Her biggest hurdle, though, she says, came from women in her own party over her opposition to abortion rights. So, the day after the election, she switched her registration to Republican. It's hard to imagine anyone daring to call Hillary Clinton "sweetie" - and if they did, it would surely backfire. Yet apparently, there is still a market for T-shirts that say, "Iron my shirt!" in honour of the young men who yelled that at Clinton during her last campaign.
Former House Speaker Nancy Pelosi, who has been portrayed in attack ads as a dog, a witch and a monster, says that what she stresses to first-time female candidates is that they have to have enormous confidence in themselves, along with commitment and clarity of purpose: "What I tell women is, 'This is not for the faint of heart ... You have to believe in who you are and what difference you can make ... And that's not to be egotistical, it's just to be confident."
You'll need all of that you can get, even if Republican Carolyn Maloney, the Democrat from New York, thinks things have gotten better for female candidates since her first Congressional run in 1992. Back then, she was described in the New York Times as having the energy of a "puppy dog". And "I think it was meant to be a compliment".
When Hillary Clinton ran for the Senate in 2000, a neighbour of Maloney's told her at one point that he couldn't vote for Clinton because she wasn't strong enough. "Then later this same person said he couldn't vote for her because she was too strong."
At this point, though, Maloney has the sense that "the country is ready" for her friend Hillary Clinton - a feeling that she says comes from "the depth of support among male voters, these macho men coming up and telling me she's the one".
McCaskill's confidence in Clinton's prospects comes from not so much from changes in the electorate as from what she sees as a change in the candidate herself: Under all the scrutiny "it's easy to become a one-dimensional caricature" of oneself in public, she said. But recently, "I've had conversations with her where she appeared to be relaxed and loose - she's trying to be less, quote-unquote, prepared, and more authentic, to let people see she's not this wound-too-tight automaton".
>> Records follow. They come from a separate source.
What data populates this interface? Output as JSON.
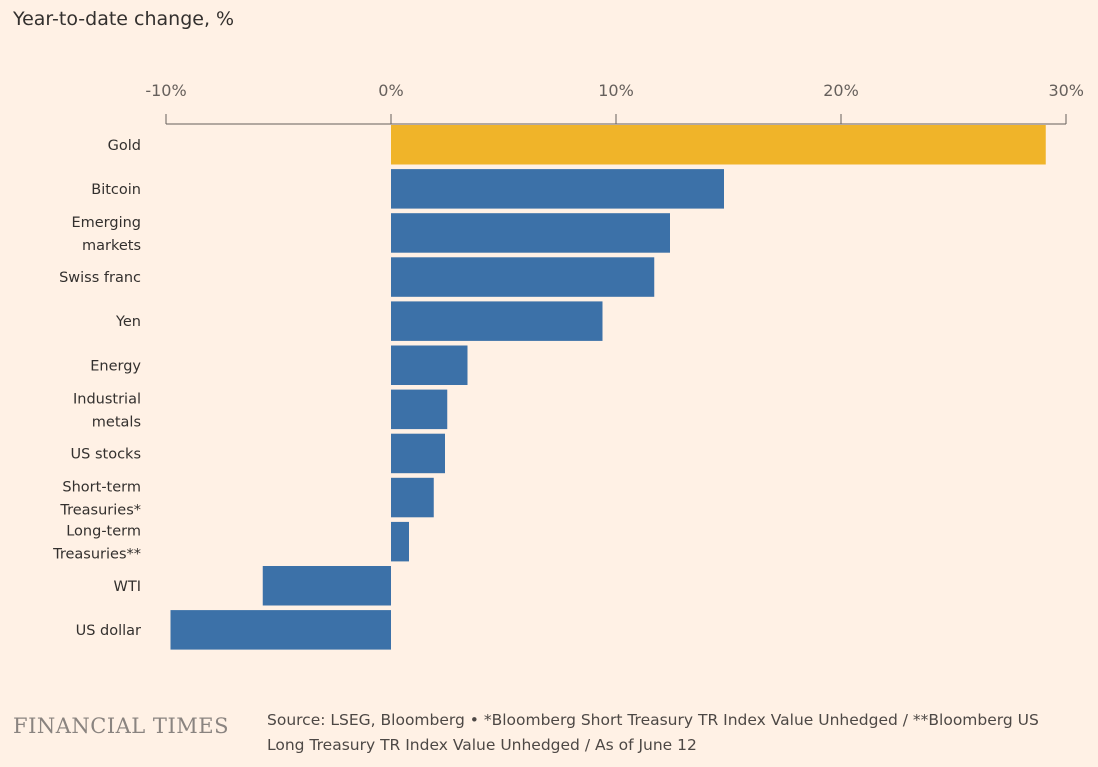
{
  "chart_data": {
    "type": "bar",
    "orientation": "horizontal",
    "title": "Year-to-date change, %",
    "xlim": [
      -10,
      30
    ],
    "xticks": [
      -10,
      0,
      10,
      20,
      30
    ],
    "tick_labels": [
      "-10%",
      "0%",
      "10%",
      "20%",
      "30%"
    ],
    "categories": [
      [
        "Gold"
      ],
      [
        "Bitcoin"
      ],
      [
        "Emerging",
        "markets"
      ],
      [
        "Swiss franc"
      ],
      [
        "Yen"
      ],
      [
        "Energy"
      ],
      [
        "Industrial",
        "metals"
      ],
      [
        "US stocks"
      ],
      [
        "Short-term",
        "Treasuries*"
      ],
      [
        "Long-term",
        "Treasuries**"
      ],
      [
        "WTI"
      ],
      [
        "US dollar"
      ]
    ],
    "values": [
      29.1,
      14.8,
      12.4,
      11.7,
      9.4,
      3.4,
      2.5,
      2.4,
      1.9,
      0.8,
      -5.7,
      -9.8
    ],
    "colors": [
      "#f0b429",
      "#3c71a8",
      "#3c71a8",
      "#3c71a8",
      "#3c71a8",
      "#3c71a8",
      "#3c71a8",
      "#3c71a8",
      "#3c71a8",
      "#3c71a8",
      "#3c71a8",
      "#3c71a8"
    ]
  },
  "footer": {
    "brand": "FINANCIAL TIMES",
    "source_line1": "Source: LSEG, Bloomberg • *Bloomberg Short Treasury TR Index Value Unhedged / **Bloomberg US",
    "source_line2": "Long Treasury TR Index Value Unhedged / As of June 12"
  },
  "colors": {
    "background": "#fff1e5",
    "axis": "#66605c"
  }
}
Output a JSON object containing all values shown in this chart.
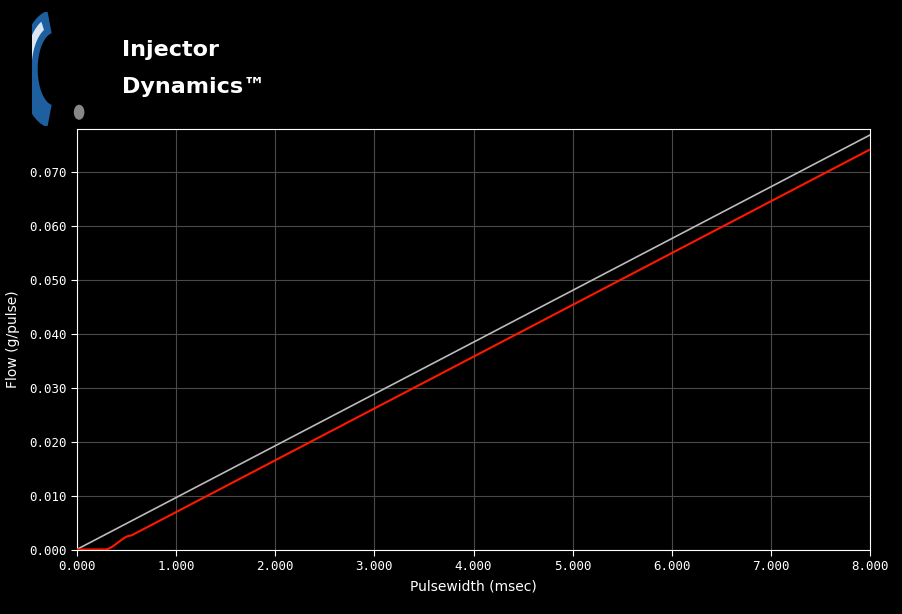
{
  "background_color": "#000000",
  "plot_bg_color": "#000000",
  "grid_color": "#4a4a4a",
  "axis_color": "#ffffff",
  "tick_color": "#ffffff",
  "label_color": "#ffffff",
  "xlabel": "Pulsewidth (msec)",
  "ylabel": "Flow (g/pulse)",
  "xlim": [
    0.0,
    8.0
  ],
  "ylim": [
    0.0,
    0.078
  ],
  "x_ticks": [
    0.0,
    1.0,
    2.0,
    3.0,
    4.0,
    5.0,
    6.0,
    7.0,
    8.0
  ],
  "x_tick_labels": [
    "0.000",
    "1.000",
    "2.000",
    "3.000",
    "4.000",
    "5.000",
    "6.000",
    "7.000",
    "8.000"
  ],
  "y_ticks": [
    0.0,
    0.01,
    0.02,
    0.03,
    0.04,
    0.05,
    0.06,
    0.07
  ],
  "y_tick_labels": [
    "0.000",
    "0.010",
    "0.020",
    "0.030",
    "0.040",
    "0.050",
    "0.060",
    "0.070"
  ],
  "white_line_slope": 0.009615,
  "white_line_color": "#bbbbbb",
  "white_line_linewidth": 1.2,
  "red_line_color": "#ff1800",
  "red_line_linewidth": 1.5,
  "dead_time": 0.28,
  "linear_slope": 0.009615,
  "nonlinear_end": 0.55,
  "logo_text_line1": "Injector",
  "logo_text_line2": "Dynamics",
  "logo_tm": "™",
  "logo_text_color": "#ffffff",
  "logo_fontsize": 16,
  "figsize": [
    9.02,
    6.14
  ],
  "dpi": 100
}
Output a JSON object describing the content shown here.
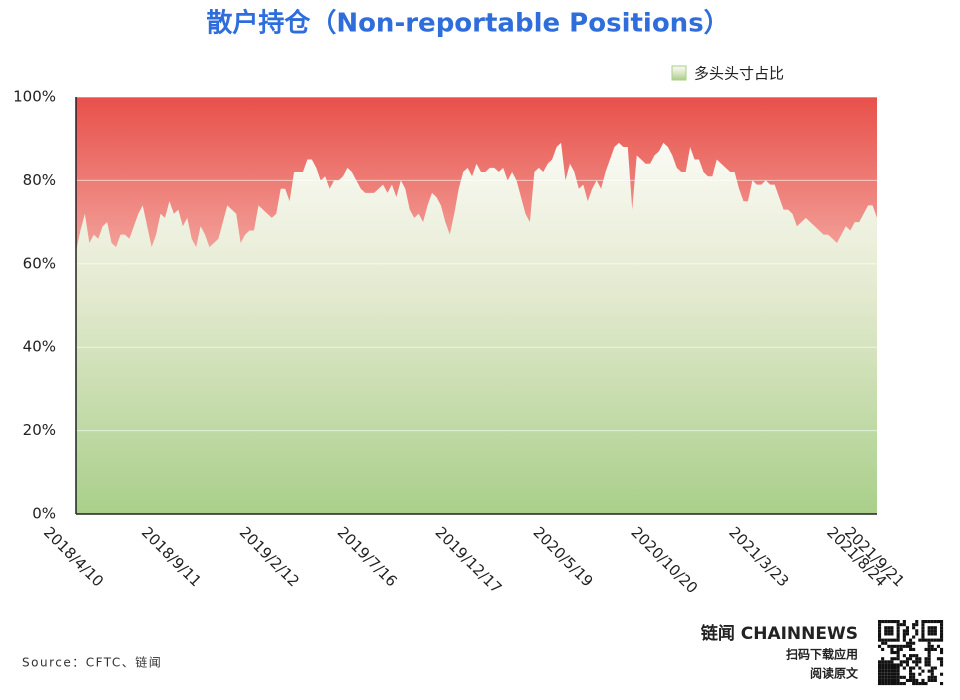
{
  "chart_data": {
    "type": "area",
    "title": "散户持仓（Non-reportable Positions）",
    "source": "Source：CFTC、链闻",
    "brand": "链闻 CHAINNEWS",
    "qr_caption_1": "扫码下载应用",
    "qr_caption_2": "阅读原文",
    "ylim": [
      0,
      100
    ],
    "yticks": [
      {
        "value": 0,
        "label": "0%"
      },
      {
        "value": 20,
        "label": "20%"
      },
      {
        "value": 40,
        "label": "40%"
      },
      {
        "value": 60,
        "label": "60%"
      },
      {
        "value": 80,
        "label": "80%"
      },
      {
        "value": 100,
        "label": "100%"
      }
    ],
    "grid": true,
    "legend": "top-right",
    "categories": [
      "2018/4/10",
      null,
      null,
      null,
      null,
      null,
      null,
      null,
      null,
      null,
      null,
      null,
      null,
      null,
      null,
      null,
      null,
      null,
      null,
      null,
      null,
      null,
      "2018/9/11",
      null,
      null,
      null,
      null,
      null,
      null,
      null,
      null,
      null,
      null,
      null,
      null,
      null,
      null,
      null,
      null,
      null,
      null,
      null,
      null,
      null,
      "2019/2/12",
      null,
      null,
      null,
      null,
      null,
      null,
      null,
      null,
      null,
      null,
      null,
      null,
      null,
      null,
      null,
      null,
      null,
      null,
      null,
      null,
      null,
      "2019/7/16",
      null,
      null,
      null,
      null,
      null,
      null,
      null,
      null,
      null,
      null,
      null,
      null,
      null,
      null,
      null,
      null,
      null,
      null,
      null,
      null,
      null,
      "2019/12/17",
      null,
      null,
      null,
      null,
      null,
      null,
      null,
      null,
      null,
      null,
      null,
      null,
      null,
      null,
      null,
      null,
      null,
      null,
      null,
      null,
      null,
      "2020/5/19",
      null,
      null,
      null,
      null,
      null,
      null,
      null,
      null,
      null,
      null,
      null,
      null,
      null,
      null,
      null,
      null,
      null,
      null,
      null,
      null,
      null,
      "2020/10/20",
      null,
      null,
      null,
      null,
      null,
      null,
      null,
      null,
      null,
      null,
      null,
      null,
      null,
      null,
      null,
      null,
      null,
      null,
      null,
      null,
      null,
      "2021/3/23",
      null,
      null,
      null,
      null,
      null,
      null,
      null,
      null,
      null,
      null,
      null,
      null,
      null,
      null,
      null,
      null,
      null,
      null,
      null,
      null,
      null,
      "2021/8/24",
      null,
      null,
      null,
      "2021/9/21"
    ],
    "series": [
      {
        "name": "多头头寸占比",
        "color": "#a9cf8a",
        "values": [
          63,
          68,
          72,
          65,
          67,
          66,
          69,
          70,
          65,
          64,
          67,
          67,
          66,
          69,
          72,
          74,
          69,
          64,
          67,
          72,
          71,
          75,
          72,
          73,
          69,
          71,
          66,
          64,
          69,
          67,
          64,
          65,
          66,
          70,
          74,
          73,
          72,
          65,
          67,
          68,
          68,
          74,
          73,
          72,
          71,
          72,
          78,
          78,
          75,
          82,
          82,
          82,
          85,
          85,
          83,
          80,
          81,
          78,
          80,
          80,
          81,
          83,
          82,
          80,
          78,
          77,
          77,
          77,
          78,
          79,
          77,
          79,
          76,
          80,
          78,
          73,
          71,
          72,
          70,
          74,
          77,
          76,
          74,
          70,
          67,
          72,
          78,
          82,
          83,
          81,
          84,
          82,
          82,
          83,
          83,
          82,
          83,
          80,
          82,
          80,
          76,
          72,
          70,
          82,
          83,
          82,
          84,
          85,
          88,
          89,
          80,
          84,
          82,
          78,
          79,
          75,
          78,
          80,
          78,
          82,
          85,
          88,
          89,
          88,
          88,
          73,
          86,
          85,
          84,
          84,
          86,
          87,
          89,
          88,
          86,
          83,
          82,
          82,
          88,
          85,
          85,
          82,
          81,
          81,
          85,
          84,
          83,
          82,
          82,
          78,
          75,
          75,
          80,
          79,
          79,
          80,
          79,
          79,
          76,
          73,
          73,
          72,
          69,
          70,
          71,
          70,
          69,
          68,
          67,
          67,
          66,
          65,
          67,
          69,
          68,
          70,
          70,
          72,
          74,
          74,
          71
        ]
      }
    ]
  }
}
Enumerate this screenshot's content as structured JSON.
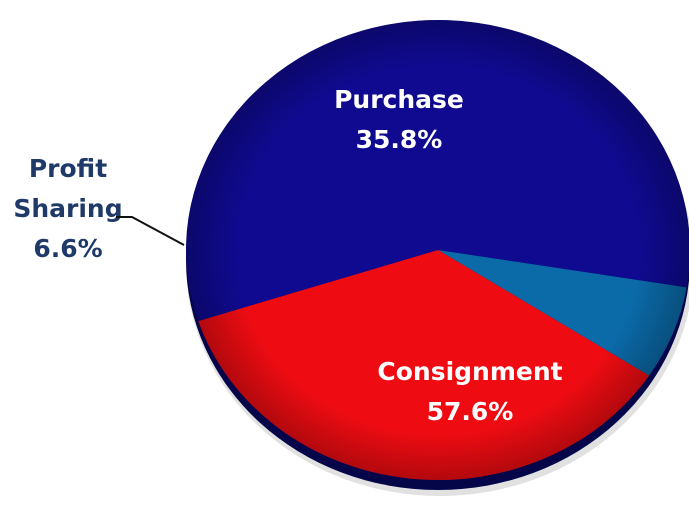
{
  "chart_data": {
    "type": "pie",
    "title": "",
    "slices": [
      {
        "label": "Consignment",
        "line1": "Consignment",
        "line2": "",
        "value": 57.6,
        "value_label": "57.6%",
        "color": "#0f0a8f",
        "label_color": "#ffffff"
      },
      {
        "label": "Profit Sharing",
        "line1": "Profit",
        "line2": "Sharing",
        "value": 6.6,
        "value_label": "6.6%",
        "color": "#0b6aa8",
        "label_color": "#1f3a68"
      },
      {
        "label": "Purchase",
        "line1": "Purchase",
        "line2": "",
        "value": 35.8,
        "value_label": "35.8%",
        "color": "#ee0c12",
        "label_color": "#ffffff"
      }
    ],
    "legend": "none",
    "style": "3d-shaded"
  }
}
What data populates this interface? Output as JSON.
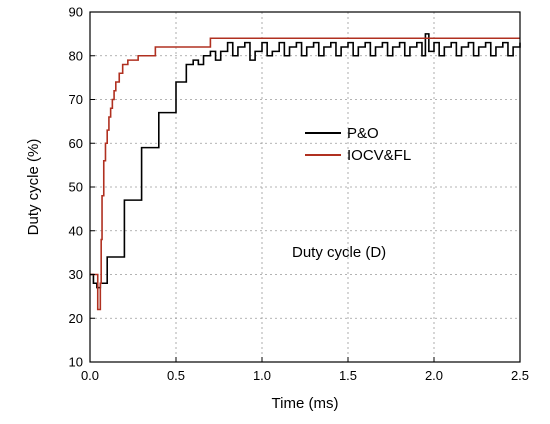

The senator, who herself supported Obama over Clinton in 2008, says "most Americans know it's past time" for a woman in the White House, and feel, too, that "it's very important for young women and girls to hear the words, 'Madam President'."
Still, she says, "they'll vote for the candidate who understands them best," and if that's Hillary Clinton, as she's sure it will be, it's then that history will be made.
Meanwhile, though, the candidate still has to deal with "the double standard about judging a woman by her spouse, when that door doesn't swing the other way". And according to the senator, who has three grown children, four stepchildren and eight grandchildren, the internal pressures change but don't disappear: "I know she's going to have pangs of guilt about not having enough grandma time."